Обе ее руки были на виду, одна сжимала гриф, пальцы второй
перебирали струны. Длинные, артистические пальцы, без единого кольца. Это не
означало, что она не была женой Сынку Тидуэллу, а если и не была, то маленький
мальчик, который попал в капкан, мог родиться и вне брака. Да только та же
улыбка выглядывала из глаз Сынка. Сходство не вызывало сомнений.
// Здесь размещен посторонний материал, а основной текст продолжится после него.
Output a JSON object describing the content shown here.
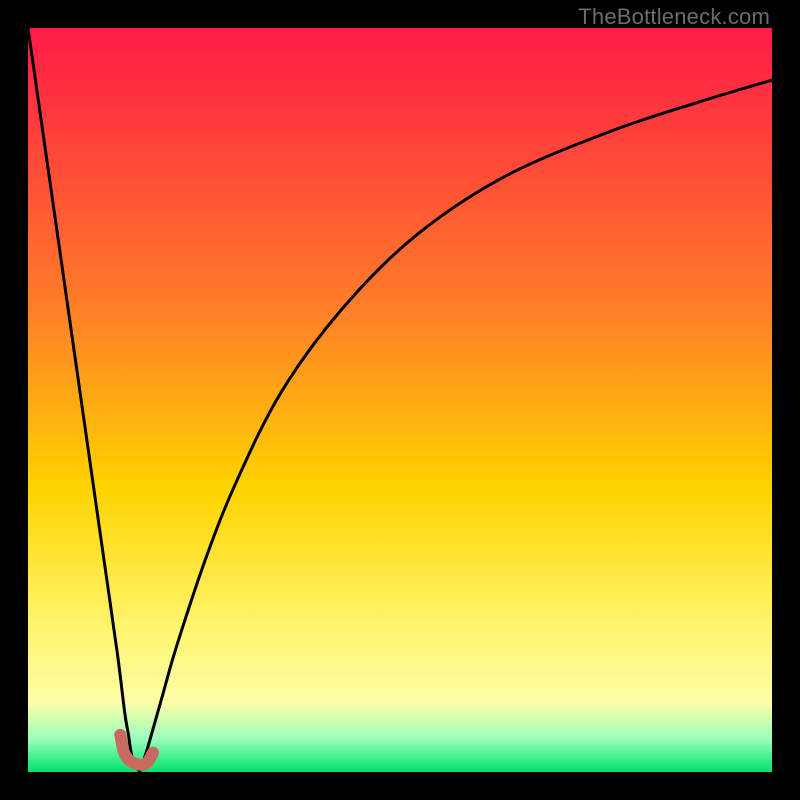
{
  "watermark": "TheBottleneck.com",
  "chart_data": {
    "type": "line",
    "title": "",
    "xlabel": "",
    "ylabel": "",
    "xlim": [
      0,
      100
    ],
    "ylim": [
      0,
      100
    ],
    "grid": false,
    "legend": false,
    "gradient_stops": [
      {
        "offset": 0,
        "color": "#ff1a47"
      },
      {
        "offset": 0.38,
        "color": "#ff7f27"
      },
      {
        "offset": 0.62,
        "color": "#ffd400"
      },
      {
        "offset": 0.8,
        "color": "#fff46a"
      },
      {
        "offset": 0.905,
        "color": "#fffea6"
      },
      {
        "offset": 0.955,
        "color": "#9bffbd"
      },
      {
        "offset": 1.0,
        "color": "#00e36b"
      }
    ],
    "series": [
      {
        "name": "bottleneck-curve-left",
        "x": [
          0,
          2,
          4,
          6,
          8,
          10,
          12,
          13,
          13.5,
          14,
          15
        ],
        "y": [
          100,
          86,
          72,
          58,
          44,
          30,
          16,
          8,
          5,
          2,
          0
        ]
      },
      {
        "name": "bottleneck-curve-right",
        "x": [
          15,
          16,
          18,
          20,
          24,
          28,
          34,
          42,
          52,
          64,
          78,
          90,
          100
        ],
        "y": [
          0,
          3,
          10,
          17,
          29,
          39,
          51,
          62,
          72,
          80,
          86,
          90,
          93
        ]
      }
    ],
    "marker": {
      "name": "selected-point",
      "color": "#c76a62",
      "stroke_width": 12,
      "path_xy": [
        [
          12.4,
          5.0
        ],
        [
          13.0,
          2.4
        ],
        [
          14.2,
          1.2
        ],
        [
          15.8,
          1.1
        ],
        [
          16.8,
          2.6
        ]
      ]
    }
  }
}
Я бы мог
поклясться, что эти двое приходились друг другу братом и сестрой, а не мужем и
женой.
Я думал обо всем этом по дороге домой, думал о кабелях,
которые не видны, но тем не менее существуют… Но более всего мои мысли занимала
Линди Бриггс, которая сначала улыбалась мне, а потом совсем даже не улыбалась
своему молодому красивому библиотекарю с дипломом об окончании средней школы. И
меня это тревожило.
А вернувшись домой, я полностью погрузился в свой роман и
жизнь населявших его персонажей, мешков с костями, которые с каждым днем
наращивали плоть.
* * *
Майкл Нунэн, Макс Дивоур и Роджетт Уитмор разыграли эту
отвратительную комедийную сценку в пятницу вечером. Но прежде произошло еще два
события, о которых надлежит упомянуть.
Во-первых, в четверг позвонил Джон Сторроу. Я сидел перед
телевизором, отключив звук, смотрел бейсбольный матч (кнопку MUTE на пульте
дистанционного управления можно смело отнести к величайшим достижениям
технического прогресса) и думал о Саре Тидуэлл, Сынке Тидуэлле и маленьком сыне
Сынка. Я думал о Сторивилле, названии, которое греет душу любому писателю
[100]
.
И еще я думал о моей жене, которая умерла беременной.
— Слушаю?
— Майк, у меня прекрасные новости. — Джона буквально
распирало от радости. — У Ромео Биссонетта, возможно, странное имя, но
детектива он мне нашел отменного. Его зовут Джордж Кеннеди. Вот уж кто не
теряет времени даром. Он мог бы работать и в Нью-Йорке.
— Если это самый большой комплимент, который вы можете
придумать, вам надо почаще выезжать из города.